The working-class revolt against Net Zero, by Brendon O’Neill

When you start depriving people of their sustenance, you get push back. From Brendon O’Neill at spiked-online.org:

Danish truckers are the latest workers to rise up against eco-authoritarianism.

Two kinds of road-blocking are taking place in Europe right now. In the first, the sons and daughters of privilege, people with names like Edred and Tilly, are holding up traffic to put pressure on governments to speed up Net Zero. If we don’t cut carbon emissions drastically, they say in their cut-glass tones, our poor planet will be consumed in a heat death of rotten mankind’s own making.

In the second, working people – farmers, truckers, cab drivers – are clogging the streets to put pressure on governments to slow down Net Zero. Or better still, scrap it altogether. If we don’t cut out the Net Zero nonsense, say these people who make and deliver things for the Edreds and Tillys of the world, farms will close, jobs will be lost and economic precarity will intensify.

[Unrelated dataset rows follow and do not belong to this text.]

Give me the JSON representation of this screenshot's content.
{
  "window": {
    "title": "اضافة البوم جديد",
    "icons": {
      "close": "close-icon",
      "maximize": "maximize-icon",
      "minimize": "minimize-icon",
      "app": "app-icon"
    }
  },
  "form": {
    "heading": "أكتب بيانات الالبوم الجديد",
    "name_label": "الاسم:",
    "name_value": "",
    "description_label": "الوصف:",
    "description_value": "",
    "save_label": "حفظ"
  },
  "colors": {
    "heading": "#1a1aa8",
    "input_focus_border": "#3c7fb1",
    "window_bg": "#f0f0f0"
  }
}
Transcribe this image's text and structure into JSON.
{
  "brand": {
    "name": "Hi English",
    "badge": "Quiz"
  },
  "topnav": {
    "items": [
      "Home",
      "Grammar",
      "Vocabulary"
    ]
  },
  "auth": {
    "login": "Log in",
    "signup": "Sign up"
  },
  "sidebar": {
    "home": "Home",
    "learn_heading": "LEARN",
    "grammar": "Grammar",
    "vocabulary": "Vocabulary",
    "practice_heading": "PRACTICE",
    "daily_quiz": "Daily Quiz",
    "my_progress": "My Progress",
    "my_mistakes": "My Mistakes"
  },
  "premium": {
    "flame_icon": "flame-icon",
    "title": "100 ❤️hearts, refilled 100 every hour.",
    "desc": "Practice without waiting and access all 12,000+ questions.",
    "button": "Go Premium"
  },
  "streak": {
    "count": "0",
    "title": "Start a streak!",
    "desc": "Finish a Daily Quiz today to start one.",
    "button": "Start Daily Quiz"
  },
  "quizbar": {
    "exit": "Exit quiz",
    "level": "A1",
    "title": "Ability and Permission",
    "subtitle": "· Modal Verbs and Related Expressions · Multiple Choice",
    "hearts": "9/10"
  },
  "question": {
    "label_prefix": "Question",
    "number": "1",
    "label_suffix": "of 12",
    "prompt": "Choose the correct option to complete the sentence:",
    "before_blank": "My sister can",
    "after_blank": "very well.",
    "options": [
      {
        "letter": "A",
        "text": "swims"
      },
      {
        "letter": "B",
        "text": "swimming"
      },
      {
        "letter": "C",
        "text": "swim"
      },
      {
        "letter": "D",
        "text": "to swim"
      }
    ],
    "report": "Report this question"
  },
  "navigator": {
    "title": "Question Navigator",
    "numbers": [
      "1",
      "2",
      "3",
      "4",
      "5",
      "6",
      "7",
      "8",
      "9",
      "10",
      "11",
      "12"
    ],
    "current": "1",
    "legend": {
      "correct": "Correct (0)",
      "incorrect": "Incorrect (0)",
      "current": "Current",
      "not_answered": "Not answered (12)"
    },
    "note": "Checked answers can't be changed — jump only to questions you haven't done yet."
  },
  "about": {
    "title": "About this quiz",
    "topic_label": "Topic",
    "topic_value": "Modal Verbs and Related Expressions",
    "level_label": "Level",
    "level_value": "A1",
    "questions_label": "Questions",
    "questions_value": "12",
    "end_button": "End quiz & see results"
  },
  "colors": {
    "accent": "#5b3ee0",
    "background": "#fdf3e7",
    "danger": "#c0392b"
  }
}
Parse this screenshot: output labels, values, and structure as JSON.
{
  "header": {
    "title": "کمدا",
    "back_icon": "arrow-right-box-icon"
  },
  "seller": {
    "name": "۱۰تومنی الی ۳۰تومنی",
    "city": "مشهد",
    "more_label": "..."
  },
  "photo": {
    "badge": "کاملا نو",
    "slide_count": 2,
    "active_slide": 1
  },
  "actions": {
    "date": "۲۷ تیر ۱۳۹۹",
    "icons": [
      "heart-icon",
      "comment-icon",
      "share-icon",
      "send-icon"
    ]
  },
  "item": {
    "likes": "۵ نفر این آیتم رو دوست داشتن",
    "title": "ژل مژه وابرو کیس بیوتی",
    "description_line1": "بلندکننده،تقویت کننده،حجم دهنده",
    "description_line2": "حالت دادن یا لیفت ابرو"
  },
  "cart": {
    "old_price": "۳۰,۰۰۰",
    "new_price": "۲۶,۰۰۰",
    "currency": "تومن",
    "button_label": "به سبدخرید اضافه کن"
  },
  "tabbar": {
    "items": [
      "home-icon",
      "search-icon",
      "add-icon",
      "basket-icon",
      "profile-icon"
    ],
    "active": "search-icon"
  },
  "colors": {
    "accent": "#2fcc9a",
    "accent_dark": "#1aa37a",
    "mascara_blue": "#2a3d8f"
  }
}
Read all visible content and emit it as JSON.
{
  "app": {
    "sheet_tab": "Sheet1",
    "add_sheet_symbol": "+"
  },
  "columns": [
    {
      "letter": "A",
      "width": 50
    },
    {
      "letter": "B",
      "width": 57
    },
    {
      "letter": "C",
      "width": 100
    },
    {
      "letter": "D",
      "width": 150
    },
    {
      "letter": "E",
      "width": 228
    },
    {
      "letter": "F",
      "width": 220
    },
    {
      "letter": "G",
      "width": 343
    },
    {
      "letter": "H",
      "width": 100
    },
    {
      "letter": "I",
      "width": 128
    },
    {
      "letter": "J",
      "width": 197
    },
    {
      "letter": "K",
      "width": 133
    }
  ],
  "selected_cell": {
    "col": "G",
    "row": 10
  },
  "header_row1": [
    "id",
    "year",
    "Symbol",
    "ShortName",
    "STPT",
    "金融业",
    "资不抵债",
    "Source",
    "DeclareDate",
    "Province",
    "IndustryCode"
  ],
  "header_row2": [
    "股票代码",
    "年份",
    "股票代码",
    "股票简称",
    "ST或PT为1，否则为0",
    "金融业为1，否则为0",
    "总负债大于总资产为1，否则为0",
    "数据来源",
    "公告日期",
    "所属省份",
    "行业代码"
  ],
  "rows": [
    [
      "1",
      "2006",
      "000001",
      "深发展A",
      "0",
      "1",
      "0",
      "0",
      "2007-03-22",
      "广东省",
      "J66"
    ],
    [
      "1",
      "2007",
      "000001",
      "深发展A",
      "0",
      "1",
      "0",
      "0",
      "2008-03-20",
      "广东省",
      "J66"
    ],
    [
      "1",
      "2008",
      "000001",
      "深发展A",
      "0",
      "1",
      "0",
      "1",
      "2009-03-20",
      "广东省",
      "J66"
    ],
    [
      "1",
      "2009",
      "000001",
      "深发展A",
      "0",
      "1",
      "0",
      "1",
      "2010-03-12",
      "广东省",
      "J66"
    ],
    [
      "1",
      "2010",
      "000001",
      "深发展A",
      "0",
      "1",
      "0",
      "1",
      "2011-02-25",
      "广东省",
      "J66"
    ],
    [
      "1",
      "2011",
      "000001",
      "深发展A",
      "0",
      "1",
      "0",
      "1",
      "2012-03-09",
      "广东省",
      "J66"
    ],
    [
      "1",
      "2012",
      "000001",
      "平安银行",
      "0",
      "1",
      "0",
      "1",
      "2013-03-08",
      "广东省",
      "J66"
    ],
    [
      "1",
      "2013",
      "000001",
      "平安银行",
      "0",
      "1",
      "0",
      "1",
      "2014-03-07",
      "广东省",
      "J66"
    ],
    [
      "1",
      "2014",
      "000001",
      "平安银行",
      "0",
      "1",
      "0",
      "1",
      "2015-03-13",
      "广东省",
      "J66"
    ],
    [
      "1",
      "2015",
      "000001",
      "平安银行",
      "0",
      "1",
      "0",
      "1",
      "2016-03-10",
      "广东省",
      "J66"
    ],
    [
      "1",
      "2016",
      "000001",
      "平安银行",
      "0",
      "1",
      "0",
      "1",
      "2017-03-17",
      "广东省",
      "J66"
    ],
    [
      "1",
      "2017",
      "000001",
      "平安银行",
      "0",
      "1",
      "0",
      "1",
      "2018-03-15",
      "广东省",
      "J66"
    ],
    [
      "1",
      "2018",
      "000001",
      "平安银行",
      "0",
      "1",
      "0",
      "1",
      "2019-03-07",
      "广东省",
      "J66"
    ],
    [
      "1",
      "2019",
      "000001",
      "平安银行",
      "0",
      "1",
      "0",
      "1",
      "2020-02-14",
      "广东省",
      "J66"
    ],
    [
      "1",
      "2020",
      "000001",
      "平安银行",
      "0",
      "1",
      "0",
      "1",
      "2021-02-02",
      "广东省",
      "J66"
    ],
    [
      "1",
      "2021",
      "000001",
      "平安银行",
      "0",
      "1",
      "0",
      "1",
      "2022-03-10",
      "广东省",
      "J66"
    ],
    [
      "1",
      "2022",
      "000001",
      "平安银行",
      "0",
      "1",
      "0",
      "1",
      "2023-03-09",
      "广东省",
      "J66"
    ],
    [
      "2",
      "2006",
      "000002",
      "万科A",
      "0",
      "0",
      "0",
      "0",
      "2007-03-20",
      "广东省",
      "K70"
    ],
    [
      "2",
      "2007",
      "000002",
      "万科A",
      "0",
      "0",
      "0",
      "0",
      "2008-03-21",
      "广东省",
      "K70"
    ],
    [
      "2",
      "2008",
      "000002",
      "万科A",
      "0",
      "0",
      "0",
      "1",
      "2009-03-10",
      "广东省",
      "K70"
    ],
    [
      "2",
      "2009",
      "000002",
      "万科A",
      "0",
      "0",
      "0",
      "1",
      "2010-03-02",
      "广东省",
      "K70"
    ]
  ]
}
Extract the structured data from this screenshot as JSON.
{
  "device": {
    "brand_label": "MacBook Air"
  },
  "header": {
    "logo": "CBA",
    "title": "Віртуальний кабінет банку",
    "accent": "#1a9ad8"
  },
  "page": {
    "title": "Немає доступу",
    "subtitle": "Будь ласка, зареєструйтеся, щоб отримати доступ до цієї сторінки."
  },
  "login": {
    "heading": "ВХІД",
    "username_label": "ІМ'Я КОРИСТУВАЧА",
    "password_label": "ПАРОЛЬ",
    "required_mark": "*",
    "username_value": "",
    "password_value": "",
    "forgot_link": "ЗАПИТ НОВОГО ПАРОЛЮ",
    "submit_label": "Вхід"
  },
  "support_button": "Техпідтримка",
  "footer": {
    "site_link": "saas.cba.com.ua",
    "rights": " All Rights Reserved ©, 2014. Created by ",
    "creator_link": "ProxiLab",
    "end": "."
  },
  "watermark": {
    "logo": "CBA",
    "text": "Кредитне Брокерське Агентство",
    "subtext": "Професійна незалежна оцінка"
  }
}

Whose side should you take? It’s a no-brainer. This is a clash between the luxury doom-mongering of an upper-middle class more concerned with its own self-importance than with the self-sufficiency of society, and the common sense of working people who understand that farming, food production, energy creation and transportation are essential to the survival of our species. Between an elite driven mad by visions of a climate-change apocalypse and ordinary people who still inhabit the reality-based world. Between Net Zero fanatics who want to wind back modernity and Net Zero sceptics who think modernity works pretty well, thank you.